Solved – Partitioning data for k-fold cross validation that will not have equal partitions

cross-validation

From Wikipedia:

In k-fold cross-validation, the original sample is randomly
partitioned into k equal size subsamples.

I am working on a 10 fold cross validation project. I have a dataset that has 76 elements. It means that I can not have equal size partitions.

What are the approaches for remaining data (in my example 6 data)? Ignoring them, making a data 16 elements, 6 partitions have 11 elements or etc?

Best Answer

Usually the $k$-fold cross validation subsets have approximately equal size. It is just crucial that they don't overlap.

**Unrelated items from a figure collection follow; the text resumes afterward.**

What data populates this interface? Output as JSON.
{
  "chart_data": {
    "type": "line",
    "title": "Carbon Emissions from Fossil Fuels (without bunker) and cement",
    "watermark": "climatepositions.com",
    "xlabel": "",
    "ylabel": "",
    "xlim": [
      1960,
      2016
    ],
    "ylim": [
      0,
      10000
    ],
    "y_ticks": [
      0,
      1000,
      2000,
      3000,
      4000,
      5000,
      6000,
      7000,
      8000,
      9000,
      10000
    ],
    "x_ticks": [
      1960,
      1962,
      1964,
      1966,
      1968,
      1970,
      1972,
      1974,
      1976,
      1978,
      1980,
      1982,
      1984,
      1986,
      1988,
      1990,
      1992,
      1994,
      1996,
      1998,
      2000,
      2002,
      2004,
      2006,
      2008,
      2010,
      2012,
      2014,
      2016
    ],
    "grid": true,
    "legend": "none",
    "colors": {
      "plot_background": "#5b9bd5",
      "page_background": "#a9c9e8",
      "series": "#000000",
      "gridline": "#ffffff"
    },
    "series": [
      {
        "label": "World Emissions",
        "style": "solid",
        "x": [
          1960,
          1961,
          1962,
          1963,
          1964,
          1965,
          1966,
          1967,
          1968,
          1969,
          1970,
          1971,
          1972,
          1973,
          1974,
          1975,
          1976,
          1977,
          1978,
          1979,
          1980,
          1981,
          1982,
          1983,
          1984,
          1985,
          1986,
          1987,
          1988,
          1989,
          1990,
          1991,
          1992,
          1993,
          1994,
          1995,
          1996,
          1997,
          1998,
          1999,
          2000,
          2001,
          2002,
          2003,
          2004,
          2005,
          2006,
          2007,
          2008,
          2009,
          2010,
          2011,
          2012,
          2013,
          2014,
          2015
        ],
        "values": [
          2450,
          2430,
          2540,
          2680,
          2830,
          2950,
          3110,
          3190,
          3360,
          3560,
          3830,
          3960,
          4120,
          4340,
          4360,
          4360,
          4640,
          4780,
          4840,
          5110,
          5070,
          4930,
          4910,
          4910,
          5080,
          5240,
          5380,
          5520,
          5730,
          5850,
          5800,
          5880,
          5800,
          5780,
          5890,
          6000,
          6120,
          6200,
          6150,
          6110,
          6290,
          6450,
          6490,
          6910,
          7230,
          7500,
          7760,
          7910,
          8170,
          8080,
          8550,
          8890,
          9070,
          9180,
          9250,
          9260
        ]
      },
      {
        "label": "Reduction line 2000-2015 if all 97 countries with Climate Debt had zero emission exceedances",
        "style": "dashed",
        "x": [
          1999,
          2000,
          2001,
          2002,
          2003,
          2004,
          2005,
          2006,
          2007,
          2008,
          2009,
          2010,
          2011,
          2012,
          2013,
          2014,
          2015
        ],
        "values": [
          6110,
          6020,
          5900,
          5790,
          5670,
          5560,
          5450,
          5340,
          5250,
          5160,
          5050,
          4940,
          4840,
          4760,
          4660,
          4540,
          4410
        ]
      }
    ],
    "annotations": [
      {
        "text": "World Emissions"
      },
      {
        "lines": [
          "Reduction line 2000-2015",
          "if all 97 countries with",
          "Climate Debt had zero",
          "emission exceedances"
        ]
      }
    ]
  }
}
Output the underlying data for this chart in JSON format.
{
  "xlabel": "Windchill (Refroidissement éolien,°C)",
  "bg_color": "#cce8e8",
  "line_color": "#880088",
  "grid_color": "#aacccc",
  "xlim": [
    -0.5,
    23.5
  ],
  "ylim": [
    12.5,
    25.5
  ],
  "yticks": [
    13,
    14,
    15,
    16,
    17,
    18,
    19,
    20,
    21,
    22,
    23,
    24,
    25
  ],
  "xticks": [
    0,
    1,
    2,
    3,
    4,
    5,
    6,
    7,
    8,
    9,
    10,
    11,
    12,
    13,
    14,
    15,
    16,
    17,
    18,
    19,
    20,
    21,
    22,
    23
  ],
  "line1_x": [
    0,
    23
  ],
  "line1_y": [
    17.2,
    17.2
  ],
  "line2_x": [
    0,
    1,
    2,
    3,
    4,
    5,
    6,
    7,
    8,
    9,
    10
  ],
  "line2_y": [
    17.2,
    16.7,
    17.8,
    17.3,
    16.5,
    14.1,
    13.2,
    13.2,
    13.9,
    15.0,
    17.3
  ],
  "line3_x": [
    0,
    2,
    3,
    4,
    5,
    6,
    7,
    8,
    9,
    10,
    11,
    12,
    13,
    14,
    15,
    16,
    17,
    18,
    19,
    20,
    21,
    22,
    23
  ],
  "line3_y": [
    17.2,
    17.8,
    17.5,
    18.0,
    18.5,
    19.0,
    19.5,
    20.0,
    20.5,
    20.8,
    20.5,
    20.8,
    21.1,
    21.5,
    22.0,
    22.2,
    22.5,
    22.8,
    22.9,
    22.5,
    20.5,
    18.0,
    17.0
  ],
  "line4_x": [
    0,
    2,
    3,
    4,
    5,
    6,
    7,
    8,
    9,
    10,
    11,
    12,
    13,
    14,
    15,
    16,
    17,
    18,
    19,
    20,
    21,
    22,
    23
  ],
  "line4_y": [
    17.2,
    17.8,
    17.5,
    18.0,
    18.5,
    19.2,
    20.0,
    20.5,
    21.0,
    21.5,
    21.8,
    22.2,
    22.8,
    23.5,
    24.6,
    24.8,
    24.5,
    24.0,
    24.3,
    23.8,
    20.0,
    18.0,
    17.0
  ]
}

For example I just had a look at what WEKA does. Say that you have $N$ instances and $k$ folds, then $$ r = N \mod k $$ (the remainder of $N$ divided by $k$) is the number of surplus records. The first $r$ partitions will have $\lfloor N/k \rfloor + 1$ records, the other ones just $\lfloor N/k \rfloor$ instead

Regarding your example: $$N = 76 $$ $$k = 10 $$ $$ r = N \mod k = 6 $$

First $6$ partitions will have $ \lfloor N/k \rfloor + 1 = 7 + 1 = 8$ records, the other ones $ 7 $ instead.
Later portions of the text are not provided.